Back to Journals » Clinical Epidemiology » Volume 13

Positive Predictive Value of ICD-10 Diagnosis Codes for COVID-19

Authors Bodilsen J , Leth S , Nielsen SL , Holler JG, Benfield T , Omland LH 

Received 6 March 2021

Accepted for publication 24 April 2021

Published 25 May 2021 Volume 2021:13 Pages 367—372

DOI https://doi.org/10.2147/CLEP.S309840

Checked for plagiarism Yes

Review by Single anonymous peer review

Peer reviewer comments 8

Editor who approved publication: Professor Henrik Sørensen



Jacob Bodilsen,1 Steffen Leth,2,3 Stig Lønberg Nielsen,4,5 Jon Gitz Holler,6 Thomas Benfield,7 Lars Haukali Omland8

1Department of Infectious Diseases, Aalborg University Hospital, Aalborg, Denmark; 2Department of Infectious Diseases, Aarhus University Hospital Skejby, Aarhus, Denmark; 3Department of Medicine, Regional Hospital Unit West Jutland, Herning, Denmark; 4Research Unit for Infectious Diseases, Odense University Hospital, Odense, Denmark; 5University of Southern Denmark, Odense, Denmark; 6Department of Pulmonary and Infectious Diseases, Hillerød Hospital, Hillerød, Denmark; 7Department of Infectious Diseases, Copenhagen University Hospital – Amager and Hvidovre, Hvidovre, Denmark; 8Department of Infectious Diseases, Copenhagen University Hospital, Rigshospitalet, Copenhagen, Denmark

Correspondence: Jacob Bodilsen
Department of Infectious Diseases, Aalborg University Hospital, Mølleparkvej 4, Aalborg, 9000, Denmark
Email [email protected]

Purpose: To examine the positive predictive value (PPV) of International Classification version 10 (ICD-10) diagnosis codes for Coronavirus disease 2019 (COVID-19).
Patients and Methods: Medical record review of all patients assigned a diagnosis code of COVID-19 (DB342A or DB972A) at six Danish departments of infectious diseases from February 27 through May 4, 2020. Confirmed COVID-19 diagnosis was defined as either: 1) definite, a positive polymerase chain reaction (PCR) for severe acute respiratory syndrome Coronavirus 2 (SARS-CoV-2) on a respiratory sample combined with symptoms suggestive of COVID-19: 2) probable, clinical presentation of COVID-19 without detection of SARS-CoV-2 and no alternative diagnoses considered more likely; or 3) possible, clinical presentation of COVID-19 without detection of SARS-CoV-2, and the patient was discharged or deceased before further investigations were carried out.

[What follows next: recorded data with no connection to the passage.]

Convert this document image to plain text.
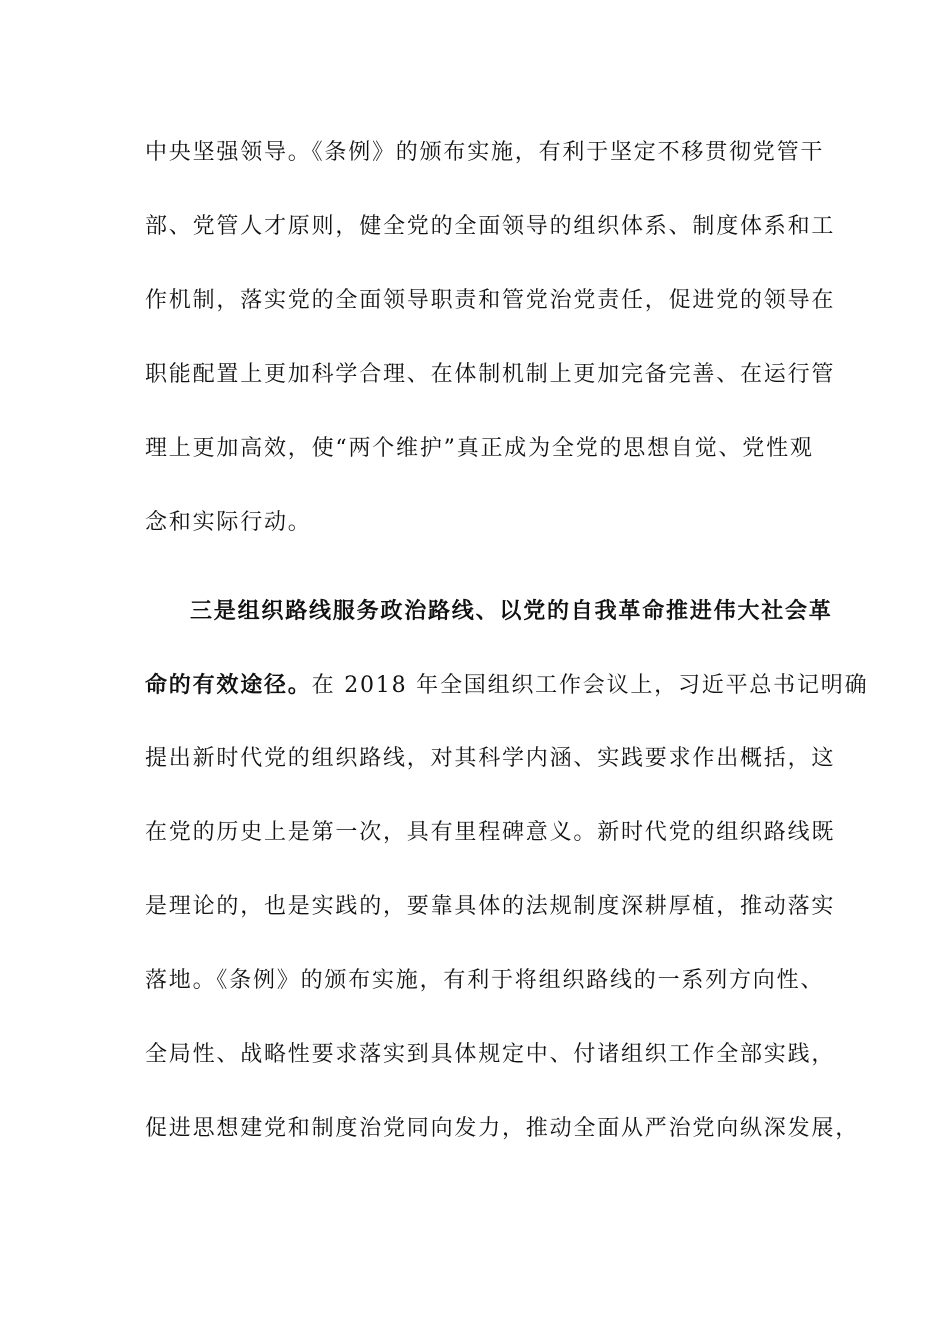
中央坚强领导。《条例》的颁布实施，有利于坚定不移贯彻党管干
部、党管人才原则，健全党的全面领导的组织体系、制度体系和工
作机制，落实党的全面领导职责和管党治党责任，促进党的领导在
职能配置上更加科学合理、在体制机制上更加完备完善、在运行管
理上更加高效，使“两个维护”真正成为全党的思想自觉、党性观
念和实际行动。
三是组织路线服务政治路线、以党的自我革命推进伟大社会革
命的有效途径。在 2018 年全国组织工作会议上，习近平总书记明确
提出新时代党的组织路线，对其科学内涵、实践要求作出概括，这
在党的历史上是第一次，具有里程碑意义。新时代党的组织路线既
是理论的，也是实践的，要靠具体的法规制度深耕厚植，推动落实
落地。《条例》的颁布实施，有利于将组织路线的一系列方向性、
全局性、战略性要求落实到具体规定中、付诸组织工作全部实践，
促进思想建党和制度治党同向发力，推动全面从严治党向纵深发展，
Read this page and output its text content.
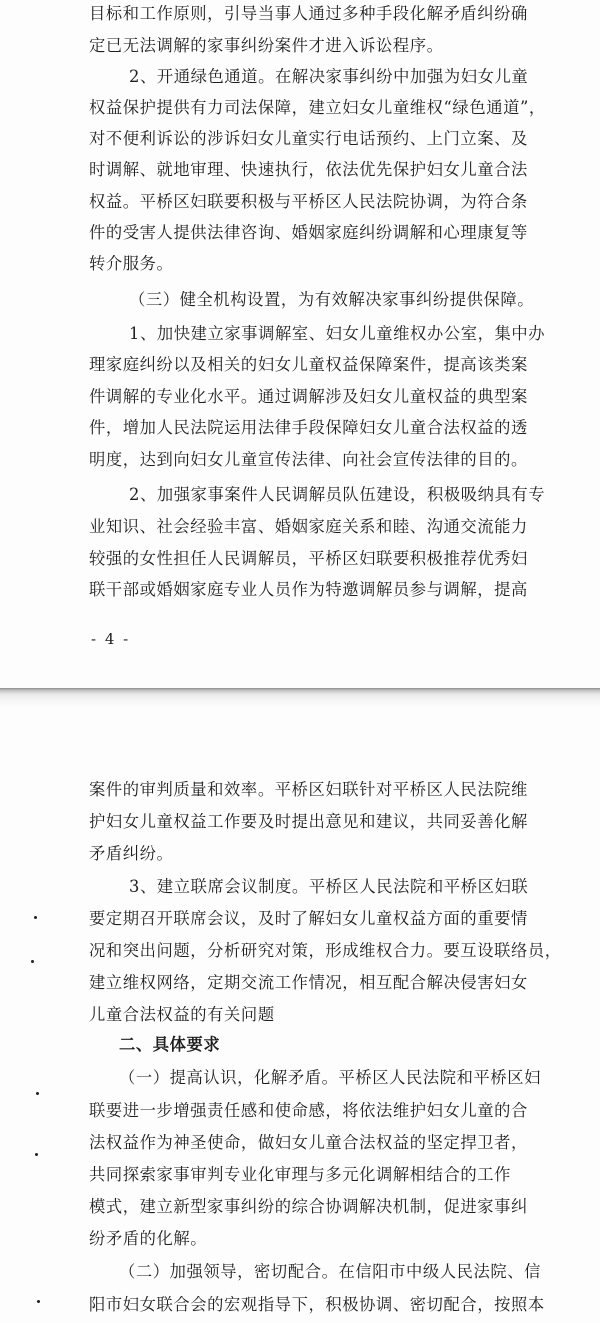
目标和工作原则，引导当事人通过多种手段化解矛盾纠纷确
定已无法调解的家事纠纷案件才进入诉讼程序。
2、开通绿色通道。在解决家事纠纷中加强为妇女儿童
权益保护提供有力司法保障，建立妇女儿童维权“绿色通道”，
对不便利诉讼的涉诉妇女儿童实行电话预约、上门立案、及
时调解、就地审理、快速执行，依法优先保护妇女儿童合法
权益。平桥区妇联要积极与平桥区人民法院协调，为符合条
件的受害人提供法律咨询、婚姻家庭纠纷调解和心理康复等
转介服务。
（三）健全机构设置，为有效解决家事纠纷提供保障。
1、加快建立家事调解室、妇女儿童维权办公室，集中办
理家庭纠纷以及相关的妇女儿童权益保障案件，提高该类案
件调解的专业化水平。通过调解涉及妇女儿童权益的典型案
件，增加人民法院运用法律手段保障妇女儿童合法权益的透
明度，达到向妇女儿童宣传法律、向社会宣传法律的目的。
2、加强家事案件人民调解员队伍建设，积极吸纳具有专
业知识、社会经验丰富、婚姻家庭关系和睦、沟通交流能力
较强的女性担任人民调解员，平桥区妇联要积极推荐优秀妇
联干部或婚姻家庭专业人员作为特邀调解员参与调解，提高
- 4 -
案件的审判质量和效率。平桥区妇联针对平桥区人民法院维
护妇女儿童权益工作要及时提出意见和建议，共同妥善化解
矛盾纠纷。
3、建立联席会议制度。平桥区人民法院和平桥区妇联
要定期召开联席会议，及时了解妇女儿童权益方面的重要情
况和突出问题，分析研究对策，形成维权合力。要互设联络员，
建立维权网络，定期交流工作情况，相互配合解决侵害妇女
儿童合法权益的有关问题
二、具体要求
（一）提高认识，化解矛盾。平桥区人民法院和平桥区妇
联要进一步增强责任感和使命感，将依法维护妇女儿童的合
法权益作为神圣使命，做妇女儿童合法权益的坚定捍卫者，
共同探索家事审判专业化审理与多元化调解相结合的工作
模式，建立新型家事纠纷的综合协调解决机制，促进家事纠
纷矛盾的化解。
（二）加强领导，密切配合。在信阳市中级人民法院、信
阳市妇女联合会的宏观指导下，积极协调、密切配合，按照本
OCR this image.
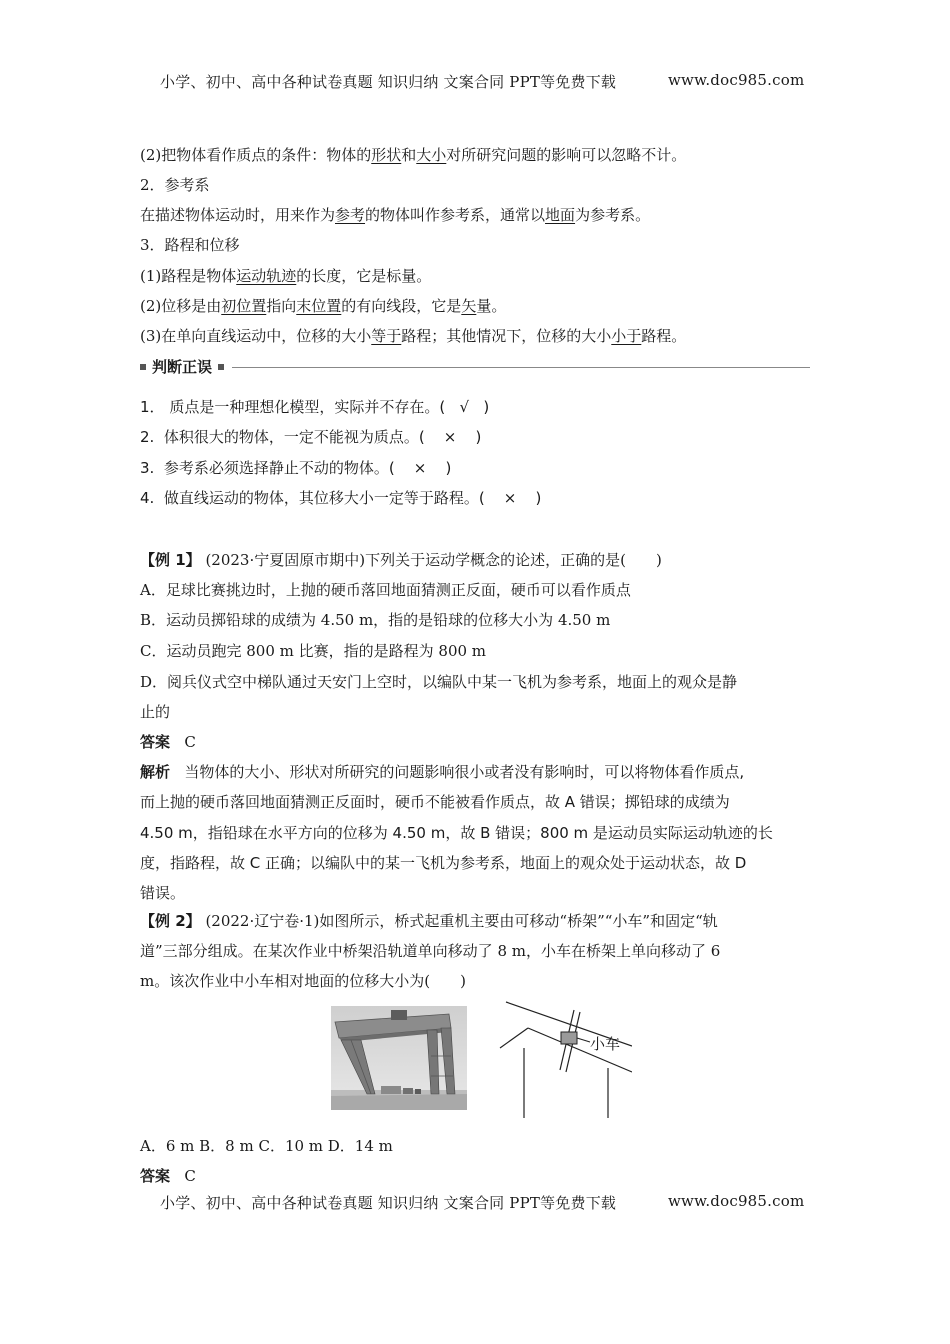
小学、初中、高中各种试卷真题 知识归纳 文案合同 PPT等免费下载	www.doc985.com
(2)把物体看作质点的条件：物体的形状和大小对所研究问题的影响可以忽略不计。
2．参考系
在描述物体运动时，用来作为参考的物体叫作参考系，通常以地面为参考系。
3．路程和位移
(1)路程是物体运动轨迹的长度，它是标量。
(2)位移是由初位置指向末位置的有向线段，它是矢量。
(3)在单向直线运动中，位移的大小等于路程；其他情况下，位移的大小小于路程。
判断正误
1． 质点是一种理想化模型，实际并不存在。( √ )
2. 体积很大的物体，一定不能视为质点。( × )
3. 参考系必须选择静止不动的物体。( × )
4. 做直线运动的物体，其位移大小一定等于路程。( × )
【例 1】 (2023·宁夏固原市期中)下列关于运动学概念的论述，正确的是(　　)
A．足球比赛挑边时，上抛的硬币落回地面猜测正反面，硬币可以看作质点
B．运动员掷铅球的成绩为 4.50 m，指的是铅球的位移大小为 4.50 m
C．运动员跑完 800 m 比赛，指的是路程为 800 m
D．阅兵仪式空中梯队通过天安门上空时，以编队中某一飞机为参考系，地面上的观众是静
止的
答案 C
解析 当物体的大小、形状对所研究的问题影响很小或者没有影响时，可以将物体看作质点,
而上抛的硬币落回地面猜测正反面时，硬币不能被看作质点，故 A 错误；掷铅球的成绩为
4.50 m，指铅球在水平方向的位移为 4.50 m，故 B 错误；800 m 是运动员实际运动轨迹的长
度，指路程，故 C 正确；以编队中的某一飞机为参考系，地面上的观众处于运动状态，故 D
错误。
【例 2】 (2022·辽宁卷·1)如图所示，桥式起重机主要由可移动“桥架”“小车”和固定“轨
道”三部分组成。在某次作业中桥架沿轨道单向移动了 8 m，小车在桥架上单向移动了 6
m。该次作业中小车相对地面的位移大小为(　　)
小车
A．6 m B．8 m C．10 m D．14 m
答案 C
小学、初中、高中各种试卷真题 知识归纳 文案合同 PPT等免费下载	www.doc985.com
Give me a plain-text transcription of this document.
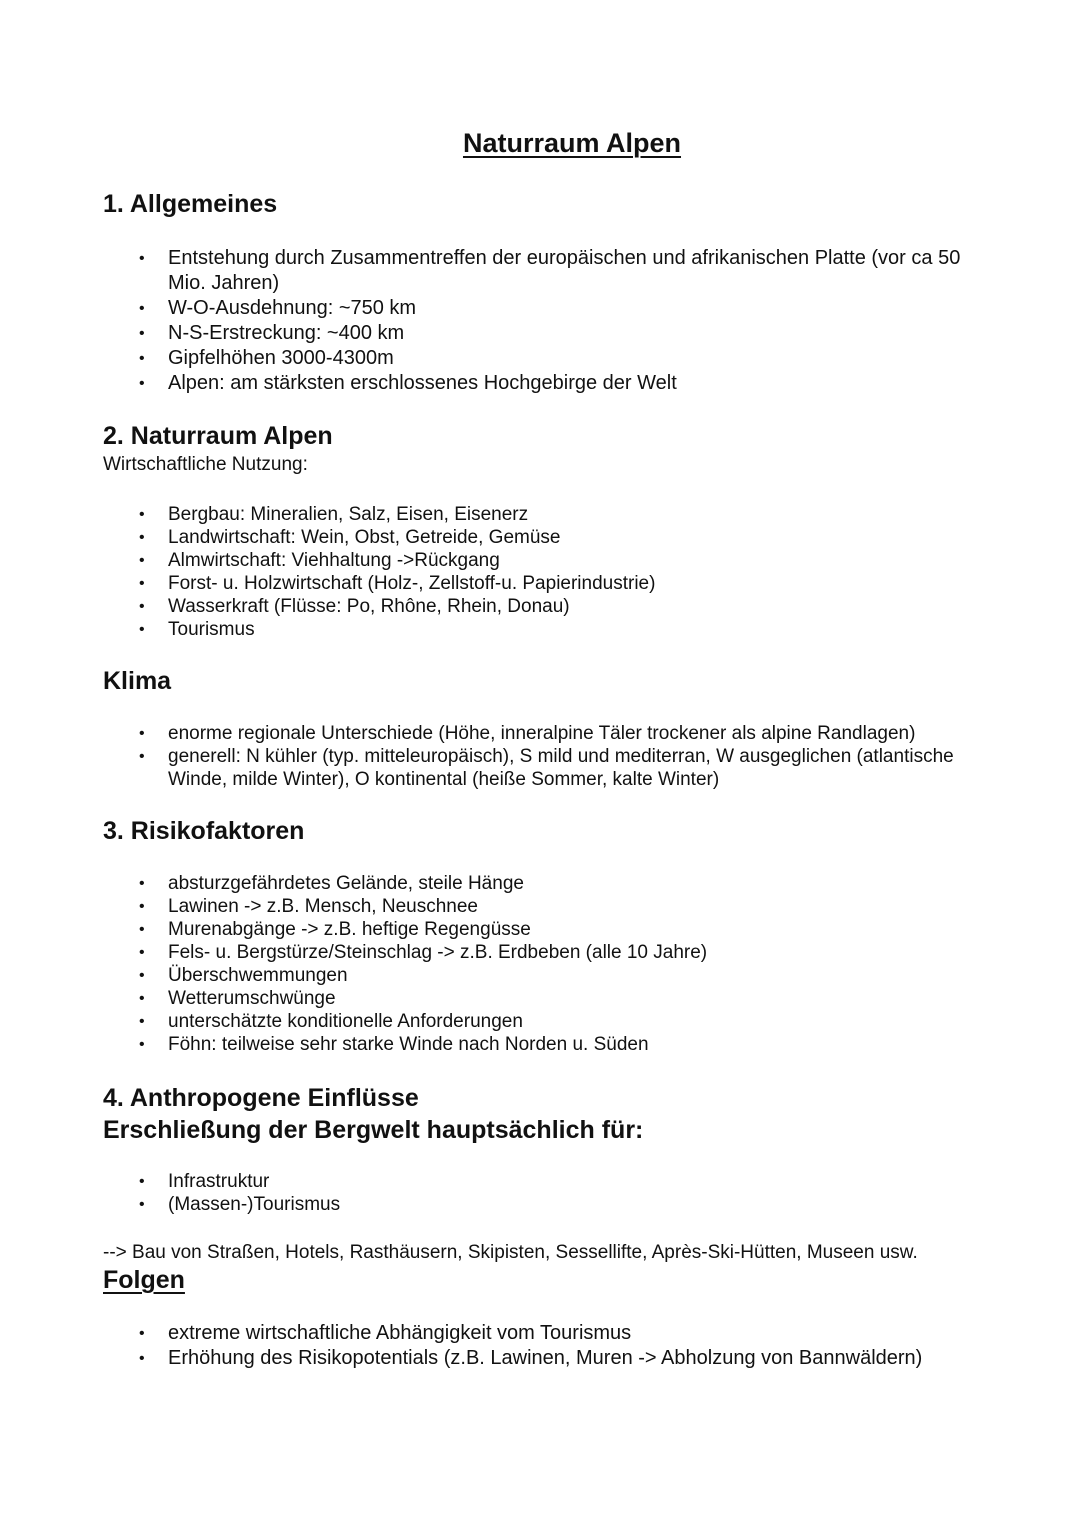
Naturraum Alpen
1. Allgemeines
• Entstehung durch Zusammentreffen der europäischen und afrikanischen Platte (vor ca 50 Mio. Jahren)
• W-O-Ausdehnung: ~750 km
• N-S-Erstreckung: ~400 km
• Gipfelhöhen 3000-4300m
• Alpen: am stärksten erschlossenes Hochgebirge der Welt
2. Naturraum Alpen

Wirtschaftliche Nutzung:

• Bergbau: Mineralien, Salz, Eisen, Eisenerz
• Landwirtschaft: Wein, Obst, Getreide, Gemüse
• Almwirtschaft: Viehhaltung ->Rückgang
• Forst- u. Holzwirtschaft (Holz-, Zellstoff-u. Papierindustrie)
• Wasserkraft (Flüsse: Po, Rhône, Rhein, Donau)
• Tourismus
Klima
• enorme regionale Unterschiede (Höhe, inneralpine Täler trockener als alpine Randlagen)
• generell: N kühler (typ. mitteleuropäisch), S mild und mediterran, W ausgeglichen (atlantische Winde, milde Winter), O kontinental (heiße Sommer, kalte Winter)
3. Risikofaktoren
• absturzgefährdetes Gelände, steile Hänge
• Lawinen -> z.B. Mensch, Neuschnee
• Murenabgänge -> z.B. heftige Regengüsse
• Fels- u. Bergstürze/Steinschlag -> z.B. Erdbeben (alle 10 Jahre)
• Überschwemmungen
• Wetterumschwünge
• unterschätzte konditionelle Anforderungen
• Föhn: teilweise sehr starke Winde nach Norden u. Süden
4. Anthropogene Einflüsse
Erschließung der Bergwelt hauptsächlich für:
• Infrastruktur
• (Massen-)Tourismus

--> Bau von Straßen, Hotels, Rasthäusern, Skipisten, Sessellifte, Après-Ski-Hütten, Museen usw.

Folgen
• extreme wirtschaftliche Abhängigkeit vom Tourismus
• Erhöhung des Risikopotentials (z.B. Lawinen, Muren -> Abholzung von Bannwäldern)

We computed the PPV with 95% confidence intervals (CI) as the number of patients with confirmed (i.e., definite, probable, and possible) COVID-19 divided by the number of patients assigned a diagnosis code for COVID-19.
Results: The study included 710 patients with a median age of 61 years (interquartile range [IQR] 47– 74) and 285/710 (40%) were female. COVID-19 was confirmed in 706/710 (99%) with 705/710 (99%) categorized as definite, 1/710 (0.1%) as probable, and 0 patients as possible COVID-19. The diagnosis was disproven in 4/710 (0.6%) patients who were hospitalized due to bacterial pneumonia (n = 2), influenza (n = 1), and urinary tract infection (n = 1). The overall PPV for COVID-19 was 99% (95% CI 99– 100) and remained consistently high among all subgroups including sex, age groups, calendar period, and stratified by diagnosis code and department of infectious diseases (range 97– 100%).
Conclusion: The overall PPV of diagnosis codes for COVID-19 in Denmark was high and may be suitable for future registry-based prognosis studies of COVID-19.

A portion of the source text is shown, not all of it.